Il continue de travailler et pousse son projet vers l’univers du rap. En 2017 il s’installe sur Paris et donne naissance à son personnage TOMASI, inspiré du film de Klapish - Péril Jeune - et habillé par son quotidien. Son univers « je m’en-foutiste », le ton plus rap et ses prods électroniques entêtantes sont très bien reçues après un premier concert à l’Abracadabar en avril puis au bus Palladium en novembre. Après deux clips réalisés par Nicolas Garrier pour les titres « Happy Ending » et « Dans Les Reflets », il sort un premier EP de sept titres – Astronef - en décembre 2017. Il obtient l’Aide de la SACEM en 2018 qui lui permettra, en plus de cours de chant et ateliers suivis au Studio Des Variétés (notamment avec Arnaud Rebotini), de pouvoir réaliser le clip de « Monument » réalisé par Hugo Pillard.

Il enchaîne plusieurs concerts en 2018 entre La Java ou encore Les Bains Douches, et joue au Festival Résonance à Bruxelles le 20 mai 2018. Son style continue d’évoluer et de se préciser avec les scènes et les titres chantés. En 2019 il crée et produit les soirées Kimono, plusieurs artistes réunis sous le signe du peignoir, dont la première édition à l’International est un franc succès. Il réitère l’événement à La Java, puis au Pop Up Du Label, partage la scène avec Ian Caulfield, TERRIER, Trente, Tim Dup, Holy Two etc… et crée ainsi un rendez-vous immanquable pour découvrir la scène émergente. Pendant ce temps, il continue d’écrire et de composer. Il sort en octobre 2019 son second EP – Somnambule – de cinq titres, mixé par Valentin Montu, qui se veut un peu plus fort, les textes sont plus cinglants et en même temps plus profonds. TOMASI s’exprime clairement avec les tripes, avec des titres très forts comme Round 2 (composé avec Trente), Somnambule ou encore Avatoru où il se livre, se remet en question. Il sort trois clips, Du Sperme sur le Peignoir, Menteur Menteur et Round 2, tous réalisés par Nicolas Garrier, comme des histoires qui se répondent les unes aux autres. Son univers est bien plus défini et son image se renforce.

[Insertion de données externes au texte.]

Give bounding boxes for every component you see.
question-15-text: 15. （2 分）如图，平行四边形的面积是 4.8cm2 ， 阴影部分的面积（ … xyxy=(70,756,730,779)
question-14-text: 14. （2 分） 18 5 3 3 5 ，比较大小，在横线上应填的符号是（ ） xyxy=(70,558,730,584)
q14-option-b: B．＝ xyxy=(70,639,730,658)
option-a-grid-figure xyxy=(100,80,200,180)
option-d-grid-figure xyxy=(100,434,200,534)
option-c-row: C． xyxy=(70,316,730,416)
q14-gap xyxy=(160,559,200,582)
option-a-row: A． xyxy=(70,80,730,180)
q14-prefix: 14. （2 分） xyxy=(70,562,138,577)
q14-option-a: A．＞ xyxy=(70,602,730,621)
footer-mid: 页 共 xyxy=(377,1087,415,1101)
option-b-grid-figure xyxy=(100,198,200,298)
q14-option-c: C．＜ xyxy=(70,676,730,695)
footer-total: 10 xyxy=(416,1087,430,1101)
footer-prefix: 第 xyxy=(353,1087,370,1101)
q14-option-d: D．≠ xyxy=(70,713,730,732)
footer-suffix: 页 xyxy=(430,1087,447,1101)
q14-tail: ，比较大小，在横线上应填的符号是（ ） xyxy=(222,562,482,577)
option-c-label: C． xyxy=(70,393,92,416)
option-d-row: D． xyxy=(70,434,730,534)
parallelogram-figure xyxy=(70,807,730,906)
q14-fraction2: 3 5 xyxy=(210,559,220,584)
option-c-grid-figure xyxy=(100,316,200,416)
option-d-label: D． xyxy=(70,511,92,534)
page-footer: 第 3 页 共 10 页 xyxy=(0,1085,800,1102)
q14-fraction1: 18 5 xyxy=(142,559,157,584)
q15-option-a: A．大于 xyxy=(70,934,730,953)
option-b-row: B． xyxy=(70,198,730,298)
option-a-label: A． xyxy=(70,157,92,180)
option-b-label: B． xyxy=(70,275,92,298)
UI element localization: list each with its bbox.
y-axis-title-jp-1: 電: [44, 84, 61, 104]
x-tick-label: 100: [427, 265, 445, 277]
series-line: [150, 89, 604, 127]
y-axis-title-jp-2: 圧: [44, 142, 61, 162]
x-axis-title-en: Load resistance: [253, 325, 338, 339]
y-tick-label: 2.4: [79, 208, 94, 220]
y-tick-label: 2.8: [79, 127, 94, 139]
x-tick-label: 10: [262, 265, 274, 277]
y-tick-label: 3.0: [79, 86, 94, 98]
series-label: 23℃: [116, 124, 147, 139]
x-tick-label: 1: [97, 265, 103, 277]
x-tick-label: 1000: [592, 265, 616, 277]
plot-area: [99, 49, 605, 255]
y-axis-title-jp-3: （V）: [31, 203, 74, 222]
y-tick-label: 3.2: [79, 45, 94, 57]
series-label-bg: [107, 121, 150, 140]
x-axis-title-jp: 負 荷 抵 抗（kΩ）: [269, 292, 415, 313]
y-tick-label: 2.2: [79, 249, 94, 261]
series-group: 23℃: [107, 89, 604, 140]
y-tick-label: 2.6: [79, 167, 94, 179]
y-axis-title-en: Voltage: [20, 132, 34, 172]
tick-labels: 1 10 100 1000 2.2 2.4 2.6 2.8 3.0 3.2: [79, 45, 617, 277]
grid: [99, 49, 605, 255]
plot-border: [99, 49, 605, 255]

Ses prods électriques dansantes, son habileté à jongler entre premier et second degré, son maniement des verbes et son authenticité, font de Tomasi un artiste qu’on écoute inlassablement, mais surtout dont on attend chaque titre comme un épisode de série. On veut connaître la suite de son histoire et continuer d’être surpris encore et encore.